Jesus sieht indessen einen Berufskollegen (also einen Zimmermann) im Hof ein Kreuz fertigen (wenn das mal kein gutes Zeichen ist) und rückblendet zu glücklicheren Zeiten, als er mal einen Tisch mit ungewöhnlich hohen Beinen gezimmert hat. Mama Maria: „Das wird sich nie durchsetzen!“
Zurück in der Gegenwart wird Jesus in den Tempel gebracht. Mutter Maria: „Es hat begonnen, Herr. So sei es.“
Statthalter Pilatus liest Papyrus, während seine Frau Claudia im Nebenzimmer nachtmahrt (liebevoller Ehemann, der er ist, weckt er die Arme nicht aus ihren Albträumen). Der vorhin erwähnte Abenader klopft ans Tor und berichtet, drüben beim Tempel habe Obermufti Kajaphas irgendeinen Galiläer verhaftet lassen, was die besorgte Aufmerksamkeit der inzwischen erwachten Claudia (eine Anhängerin des besagten Galiläers) erregt.
Zurück im Tempel. Jesus wird den Hohepriestern vorgeführt, verhört und kriegt aufgrund seines Querulantentums die eine oder andere aufs Maul gehauen.

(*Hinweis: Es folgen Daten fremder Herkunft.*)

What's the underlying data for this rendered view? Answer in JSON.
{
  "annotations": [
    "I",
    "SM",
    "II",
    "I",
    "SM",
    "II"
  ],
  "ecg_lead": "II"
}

Mehrere Zeugen werden befragt („Er heilt die Kranken durch Zauberei! Mit der Hilfe von Dämonen!“, „Er hat gesagt, er werde den Tempel niederreissen und in drei Tagen wieder aufbauen“, etc.), doch von Kajaphas abgelehnt: „Entweder ihr bringt Beweise vor für seine Vorgehen, oder ihr schweigt!“
Einige Priester melden da grundsätzliche Zweifel an der Rechtmässigkeit des Verfahrens an und werden unfreundlich hinauskomplimentiert. Schliesslich fragt Kajalfass Jesus: „Bist du der Messias, der Sohn des lebendigen Gottes?“
Jesus: „ICH BIN ES. Und ihr werdet den Menschensohn zur Rechten der Macht sitzen und mit den Wolken des Himmels kommen sehen.“
„Das ist Gotteslästerung!“, spricht Kajaphas und zerreisst sich melodramatisch das Hemd. „Ihr habt ihn gehört. Wozu brauchen wir noch Zeugen! Euer Urteil. Wie lautet euer Urteil?“
„Tod! Er muss sterben!“
Jesus wird geschlagen und angespuckt, während der Pöbel frohlockt – man achte auf den degenerierten Untermenschen neben Judas.
Petrus kämpft sich inzwischen durch die Menge, wobei er seinen Heiland dreimal verleugnet (wofür er von Jesus einen bösen Blick zugeworfen bekommt). Für die Blöden im Publikum gibt’s an der Stelle eine Rückblende, in der Jesus Petrus erklärt, dass der ihn dreimal verleugnen werde, bevor der Hahn kräht. (Einen krähenden Hahn hören wir freilich nicht.)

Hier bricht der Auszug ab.